By Thomas J. Botzman
Across the country, numerous state and federal proposals are on the table to provide students with free tuition at public universities. While free sounds enticing, it is not a very good deal for taxpayers who will pick up the tab and for students who will face limited options.
Oftentimes, students are eligible for publicly funded, need-based financial aid at the federal or state level. Federal aid is most often in the form of the Pell Grant or Supplemental Educational Opportunity Grant (SEOG).
In the Keystone State, the primary support for college students is the Pennsylvania Higher Education Assistance Agency (PHEAA). Students and their families combine their contribution with Pell, SEOG, PHEAA, and a variety of subsidized and unsubsidized loans to pay for college.
Let us use the state grants as an example of how this works for taxpayers, who fund both public higher education, and to a lesser extent, private higher education.
The Association of Independent Colleges and Universities of Pennsylvania (AICUP) 2017-18 data indicates the cost per degree awarded is $17,786 for the Pennsylvania State System of Higher Education, $15,998 for state-related universities, and $2,206 for the private colleges and universities in the state that comprise AICUP.
Since AICUP schools do not receive direct state appropriations, the state funds are the sum of the Institutional Assistance Grant and the PHEAA state grants that follow the student to his or her college of choice.
Public institution students also are eligible for the PHEAA state grant. These figures do not include capital spending for facilities, which is also more generous toward public institutions.
Another way to view this data is that 10 percent of state funding goes to AICUP institutions that enroll 42 percent of the students and award 47 percent of the bachelor degrees statewide, according to AICUP.
These bachelor degrees include more than 11,000 science, technology, engineering and math degrees from AICUP institutions, compared to less than 10,000 for state-related universities and less than 3,000 for the state system of higher education.
The AICUP report also disputes the perception that students routinely graduate with higher levels of student debt, compared to public schools. Between 2012-13 and 2016-17, average student loan debt for graduates of AICUP institutions was lower than that of the public institutions in four of the five years.

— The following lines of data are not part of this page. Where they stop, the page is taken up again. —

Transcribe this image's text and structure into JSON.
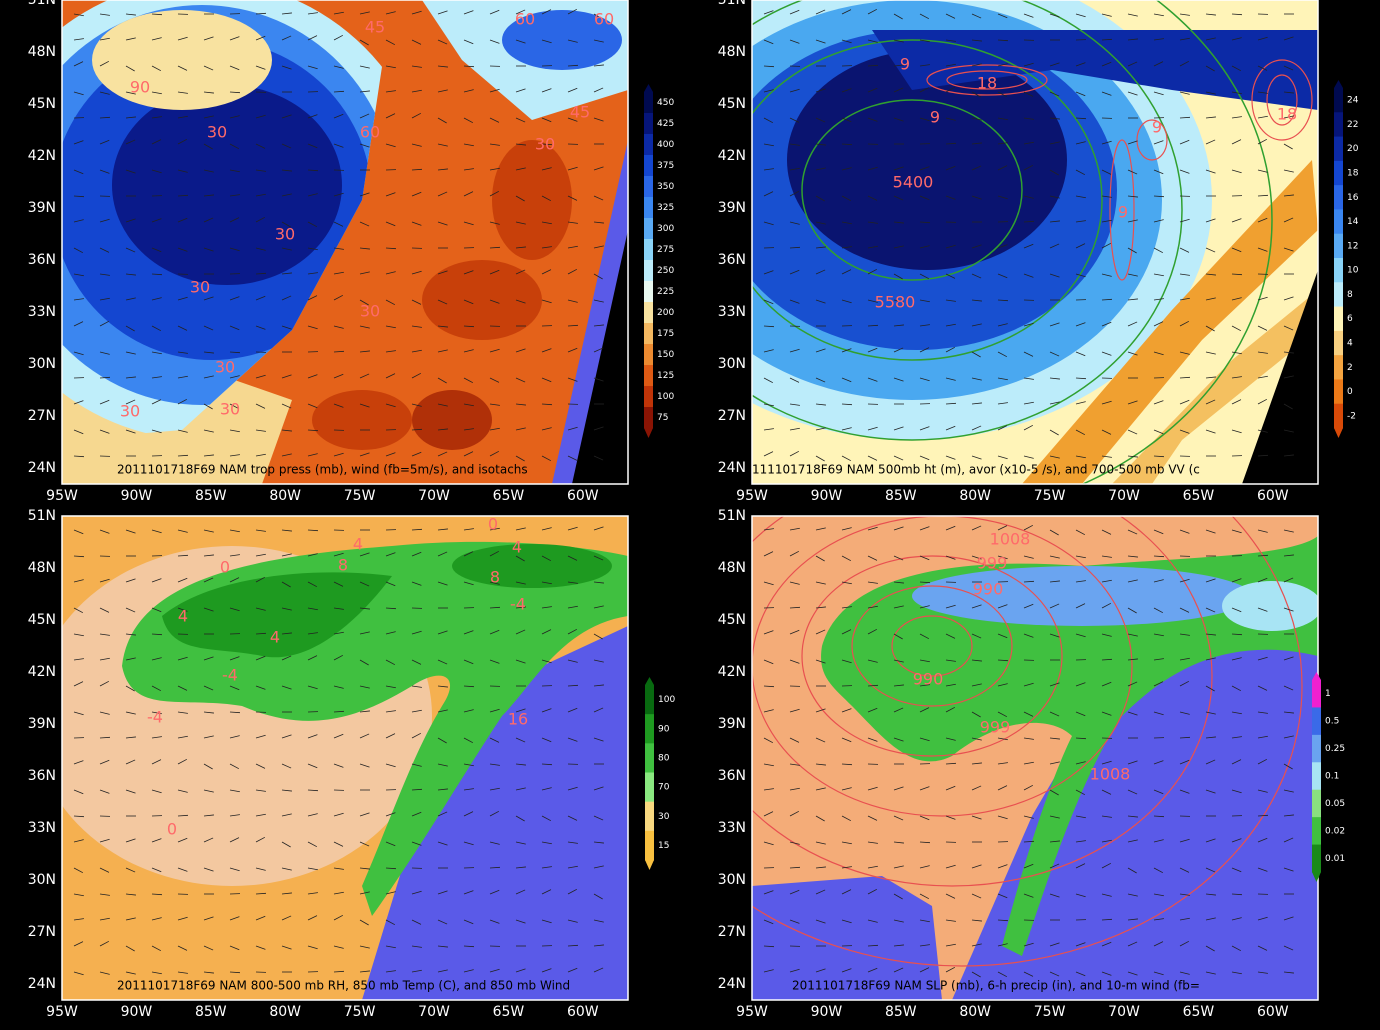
{
  "axes": {
    "lat_labels": [
      "51N",
      "48N",
      "45N",
      "42N",
      "39N",
      "36N",
      "33N",
      "30N",
      "27N",
      "24N"
    ],
    "lon_labels": [
      "95W",
      "90W",
      "85W",
      "80W",
      "75W",
      "70W",
      "65W",
      "60W"
    ]
  },
  "panels": [
    {
      "title": "2011101718F69 NAM trop press (mb), wind (fb=5m/s), and isotachs",
      "colorbar": [
        "450",
        "425",
        "400",
        "375",
        "350",
        "325",
        "300",
        "275",
        "250",
        "225",
        "200",
        "175",
        "150",
        "125",
        "100",
        "75"
      ],
      "colorbar_colors": [
        "#000a50",
        "#06157a",
        "#0c2aa6",
        "#1446d0",
        "#2a66e6",
        "#3a86f0",
        "#5aaaf4",
        "#8ad4f8",
        "#bcecfa",
        "#e8f8f0",
        "#f8e2a0",
        "#f4b860",
        "#ec8a30",
        "#de5a14",
        "#c03408",
        "#8a1404"
      ],
      "contour_labels": [
        "45",
        "60",
        "60",
        "90",
        "30",
        "60",
        "30",
        "45",
        "30",
        "30",
        "30",
        "30",
        "30",
        "30"
      ]
    },
    {
      "title": "111101718F69 NAM 500mb ht (m), avor (x10-5 /s), and 700-500 mb VV (c",
      "colorbar": [
        "24",
        "22",
        "20",
        "18",
        "16",
        "14",
        "12",
        "10",
        "8",
        "6",
        "4",
        "2",
        "0",
        "-2"
      ],
      "colorbar_colors": [
        "#000a50",
        "#06157a",
        "#0c2aa6",
        "#1446d0",
        "#2a66e6",
        "#3a86f0",
        "#5aaaf4",
        "#8ad4f8",
        "#bcecfa",
        "#fff4b8",
        "#f8d080",
        "#f4a440",
        "#ec7a18",
        "#d84a08"
      ],
      "contour_labels": [
        "18",
        "5400",
        "5580",
        "18",
        "9",
        "9",
        "9",
        "9"
      ]
    },
    {
      "title": "2011101718F69 NAM 800-500 mb RH, 850 mb Temp (C), and 850 mb Wind",
      "colorbar": [
        "100",
        "90",
        "80",
        "70",
        "30",
        "15"
      ],
      "colorbar_colors": [
        "#086a10",
        "#1e9a20",
        "#40c040",
        "#8ae880",
        "#f8d880",
        "#f8c040"
      ],
      "contour_labels": [
        "0",
        "0",
        "4",
        "8",
        "4",
        "8",
        "-4",
        "4",
        "4",
        "-4",
        "-4",
        "16",
        "0"
      ]
    },
    {
      "title": "2011101718F69 NAM SLP (mb), 6-h precip (in), and 10-m wind (fb=",
      "colorbar": [
        "1",
        "0.5",
        "0.25",
        "0.1",
        "0.05",
        "0.02",
        "0.01"
      ],
      "colorbar_colors": [
        "#f020d0",
        "#3a6ae8",
        "#6aa4f0",
        "#a8e4f4",
        "#8ae080",
        "#40c040",
        "#1a8a1a"
      ],
      "contour_labels": [
        "1008",
        "999",
        "990",
        "990",
        "999",
        "1008"
      ]
    }
  ]
}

On average, AICUP graduates accrue about $37,000 in debt to finance their college degrees – less than $400 more than their peers from public colleges. A combination of generous institutional financial aid, donor scholarships, and better four-year graduation rates make for the dead heat.
Misericordia University students, for example, typically finish a four-year degree in four years (in the 2018-19 academic year, the average student completed his or her degree in 4.1 years).
Less time to earn a degree equates to more time working in their chosen career path, again providing a greater return to the taxpayer. The perceived debt disadvantage for both private college students and taxpayers who support those students simply is not real.
Taxpayers invest in higher education to prepare for a more prosperous and successful society.
Our investment in all students, including those attending private higher education, provides a solid base for all of us. The smart choice is to continue attaching funding to students, thus giving them the choice of which brand of education aligns best with their hopes and capacity.
Thomas J. Botzman is the president of Misericordia University in Dallas, Pa., the oldest four-year institution of higher education in Luzerne County. His work appears occasionally on the Capital-Star’s Commentary Page.